2050 yılında dünyada yaşayan insan sayısının 9,6 milyara çıkacağı tahmin edilirse ekoloji ve çevresel kaynakların tüketimi konuları milyonlarca insan için hayati önem taşımakta. Ekolojik Ayak İzi, insanların talep ettiği ekolojik hizmetlerin sağlanması için birbiriyle rekabet içinde olan alanları toplar. Tarımsal üretim, otlatma, yapılaşma, balıkçılık ve orman ürünleri üretimi için gereken biyolojik olarak üretken bütün alanlar (biyolojik kapasite) bu hesaba dahildir.  

Ekolojik ayak izini ölçerken insanlığın talep ettiği bölümde bitki tabanlı besinler, lifli gıdalar, büyük ve küçükbaş hayvanlar, deniz ürünleri, kereste gibi orman ürünleri, yapılaşma gibi unsurlar bulunuyor. Bunlara ayrıca ormanların fosil yakıtlardan gelen karbon salınımını ne kadar absorbe ettiği de ekleniyor. Bütün bunlar insanların dünyadan talep ettiği kaynaklar. Bu kaynakları tüketirken yaşam döngüsünün sağlanması için de dünyaya katkı sağlamamız gerekiyor. Bunu yaparken de biyolojik olarak toprağa, havaya ve suya katkı sağlayacak çalışmalar yapılması önemli. Bunların hepsi de ekolojik ayak izine dahil ediliyor.

Ekolojik ayak izi kısaca belirli bir nüfusun doğaya yükünü hesaplamak amacıyla oluşmuş bir yöntemdir. Dünyada üretim yapılabilen alanları, dünyada yaşayan nüfusa oranladığımızda ortaya çıkan değer, bir insanın barınmasını, beslenmesini, ısınmasını sağlayan ve oluşan atıkları etkisiz hale getiren kara ve deniz alanlarıdır yani bir kişinin ortalama ekolojik ayak izidir.

Nüfus artışı, toprağın bozulması, git gide artan enerji maliyetleri, içilebilir tatlı suyun azalması gibi sebepler biyolojik kapasitenin her geçen gün azalmasına sebep oluyor. 1961’de toplam ayak izinin karbon salınımı ayağı %36 iken 2010 yılında bu oran %53’e kadar çıkmış durumda.
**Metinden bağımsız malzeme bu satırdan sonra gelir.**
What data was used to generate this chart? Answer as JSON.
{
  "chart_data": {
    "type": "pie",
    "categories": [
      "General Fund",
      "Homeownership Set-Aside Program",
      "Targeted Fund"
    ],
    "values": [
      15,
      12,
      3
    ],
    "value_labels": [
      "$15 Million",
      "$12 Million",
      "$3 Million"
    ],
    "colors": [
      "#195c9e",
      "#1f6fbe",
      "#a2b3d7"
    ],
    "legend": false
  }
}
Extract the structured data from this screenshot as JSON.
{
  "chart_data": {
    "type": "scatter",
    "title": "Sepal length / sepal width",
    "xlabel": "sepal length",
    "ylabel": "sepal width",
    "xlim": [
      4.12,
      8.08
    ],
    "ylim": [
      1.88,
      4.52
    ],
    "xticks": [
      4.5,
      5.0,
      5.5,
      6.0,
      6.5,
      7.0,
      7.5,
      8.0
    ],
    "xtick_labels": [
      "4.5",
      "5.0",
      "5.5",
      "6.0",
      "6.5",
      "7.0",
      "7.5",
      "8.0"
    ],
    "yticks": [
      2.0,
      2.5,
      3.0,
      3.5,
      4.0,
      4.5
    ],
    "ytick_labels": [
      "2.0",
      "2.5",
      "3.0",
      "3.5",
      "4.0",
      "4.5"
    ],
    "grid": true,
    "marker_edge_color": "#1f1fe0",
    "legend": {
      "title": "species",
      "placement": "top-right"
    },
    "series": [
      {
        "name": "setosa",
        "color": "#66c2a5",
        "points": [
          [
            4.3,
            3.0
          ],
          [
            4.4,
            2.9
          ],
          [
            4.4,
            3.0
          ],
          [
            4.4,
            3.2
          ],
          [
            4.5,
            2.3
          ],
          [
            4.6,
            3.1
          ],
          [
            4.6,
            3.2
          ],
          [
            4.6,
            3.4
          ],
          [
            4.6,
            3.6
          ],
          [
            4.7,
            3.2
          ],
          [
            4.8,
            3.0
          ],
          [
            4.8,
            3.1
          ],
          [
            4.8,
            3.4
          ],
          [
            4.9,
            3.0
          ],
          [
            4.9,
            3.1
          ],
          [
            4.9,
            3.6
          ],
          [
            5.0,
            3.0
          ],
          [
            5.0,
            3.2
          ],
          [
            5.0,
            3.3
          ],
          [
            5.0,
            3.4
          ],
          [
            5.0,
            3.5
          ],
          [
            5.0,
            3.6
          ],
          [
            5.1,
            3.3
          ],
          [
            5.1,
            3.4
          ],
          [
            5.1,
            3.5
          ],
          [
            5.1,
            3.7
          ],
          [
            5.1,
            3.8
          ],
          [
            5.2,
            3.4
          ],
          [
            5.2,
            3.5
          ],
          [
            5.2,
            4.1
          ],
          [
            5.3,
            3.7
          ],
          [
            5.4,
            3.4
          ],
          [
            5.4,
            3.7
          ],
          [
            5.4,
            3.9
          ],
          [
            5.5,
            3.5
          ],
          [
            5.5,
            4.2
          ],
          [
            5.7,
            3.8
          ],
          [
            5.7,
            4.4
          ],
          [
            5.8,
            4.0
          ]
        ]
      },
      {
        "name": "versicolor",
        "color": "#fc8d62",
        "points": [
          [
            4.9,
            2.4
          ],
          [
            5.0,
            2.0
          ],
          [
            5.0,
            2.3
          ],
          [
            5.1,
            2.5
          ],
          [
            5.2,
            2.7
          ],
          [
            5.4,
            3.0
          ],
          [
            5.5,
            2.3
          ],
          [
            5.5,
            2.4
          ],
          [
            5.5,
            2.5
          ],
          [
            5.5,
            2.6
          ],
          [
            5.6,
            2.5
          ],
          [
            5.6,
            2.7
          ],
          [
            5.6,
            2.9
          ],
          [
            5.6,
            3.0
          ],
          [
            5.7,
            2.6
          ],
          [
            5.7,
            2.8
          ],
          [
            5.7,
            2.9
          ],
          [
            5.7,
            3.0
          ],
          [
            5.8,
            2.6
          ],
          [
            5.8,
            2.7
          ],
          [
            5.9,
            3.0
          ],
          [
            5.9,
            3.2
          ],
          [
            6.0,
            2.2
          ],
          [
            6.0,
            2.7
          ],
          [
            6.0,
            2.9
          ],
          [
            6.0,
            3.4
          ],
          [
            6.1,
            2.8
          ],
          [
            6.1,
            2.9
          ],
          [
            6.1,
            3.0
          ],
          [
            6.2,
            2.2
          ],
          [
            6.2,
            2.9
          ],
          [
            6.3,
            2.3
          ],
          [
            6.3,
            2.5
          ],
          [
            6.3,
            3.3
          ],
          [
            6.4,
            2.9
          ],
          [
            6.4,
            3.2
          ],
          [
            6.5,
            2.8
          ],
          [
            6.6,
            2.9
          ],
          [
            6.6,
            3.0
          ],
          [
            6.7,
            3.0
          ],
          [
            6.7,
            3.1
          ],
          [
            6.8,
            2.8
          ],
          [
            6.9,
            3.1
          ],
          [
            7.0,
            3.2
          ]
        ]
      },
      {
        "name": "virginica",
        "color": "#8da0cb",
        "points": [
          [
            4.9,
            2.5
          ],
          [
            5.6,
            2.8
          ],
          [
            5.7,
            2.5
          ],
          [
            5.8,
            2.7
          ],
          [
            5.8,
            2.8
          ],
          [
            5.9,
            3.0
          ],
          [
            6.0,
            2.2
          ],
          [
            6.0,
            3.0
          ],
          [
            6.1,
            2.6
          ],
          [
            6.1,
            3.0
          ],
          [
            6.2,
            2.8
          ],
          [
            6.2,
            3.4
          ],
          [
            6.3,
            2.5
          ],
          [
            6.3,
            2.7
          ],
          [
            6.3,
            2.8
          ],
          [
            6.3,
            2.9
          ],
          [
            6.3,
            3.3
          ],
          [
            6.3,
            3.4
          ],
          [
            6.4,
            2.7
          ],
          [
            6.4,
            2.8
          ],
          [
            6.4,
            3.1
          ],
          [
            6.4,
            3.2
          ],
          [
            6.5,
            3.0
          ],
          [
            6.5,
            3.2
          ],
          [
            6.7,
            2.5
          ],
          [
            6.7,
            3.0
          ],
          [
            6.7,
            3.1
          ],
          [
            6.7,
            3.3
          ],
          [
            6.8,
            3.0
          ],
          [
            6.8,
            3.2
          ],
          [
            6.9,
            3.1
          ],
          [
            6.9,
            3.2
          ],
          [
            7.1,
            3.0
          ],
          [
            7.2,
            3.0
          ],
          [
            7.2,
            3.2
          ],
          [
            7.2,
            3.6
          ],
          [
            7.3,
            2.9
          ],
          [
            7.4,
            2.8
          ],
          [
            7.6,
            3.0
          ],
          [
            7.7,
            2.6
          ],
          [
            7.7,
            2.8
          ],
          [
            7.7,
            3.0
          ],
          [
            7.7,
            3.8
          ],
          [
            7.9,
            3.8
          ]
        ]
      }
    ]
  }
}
Fosil yakıtların yanması ile açığa çıkan karbon, ekolojik ayak izinin en büyük bileşenlerinden birini oluşturuyor. Her geçen gün artan endüstri ve motorlu taşıtların fazlalaşması ile de bu oran giderek artıyor ve gezegenimize daha büyük çapta  zarar vermeye devam ediyor. 

Karbon salımı, doğal kaynakların tüketilmesi ve yerine konulmaması sonucunda artarak dünyanın biyoçeşitliliğine ve doğrudan dünyadaki yaşama zarar veriyor. Karbon salımı, orman alanlarının kereste için kullanılması ve tarım arazisi açmak için yok edilmesi, yasak avlanma, denizlerin kapasitesinden fazla balık avı ve artan sanayi sebebi ile açığa çıkan karbon ile artıyor. Dünya nüfusunun 2050’de 9,6 milyara, 2100’de ise 11 milyara ulaşmasıyla kişi başına düşecek biyolojik kapasite miktarı daha da azalacaktır.

Küçük bir hatırlatma yapmak gerekirse yenilenebilir enerji kaynaklarını kullanmak karbon salınımını düşürecektir. Bireysel olarak da bazı küçük önlemler alarak karbon ayak izi küçültülebilir. Buna gereksiz ışıkları kapatmakla başlayabilirsiniz. Küçükte olsa bir adım atmak kollektif bir bilince ulaşıldığında kocaman bir adıma dönüşebilir.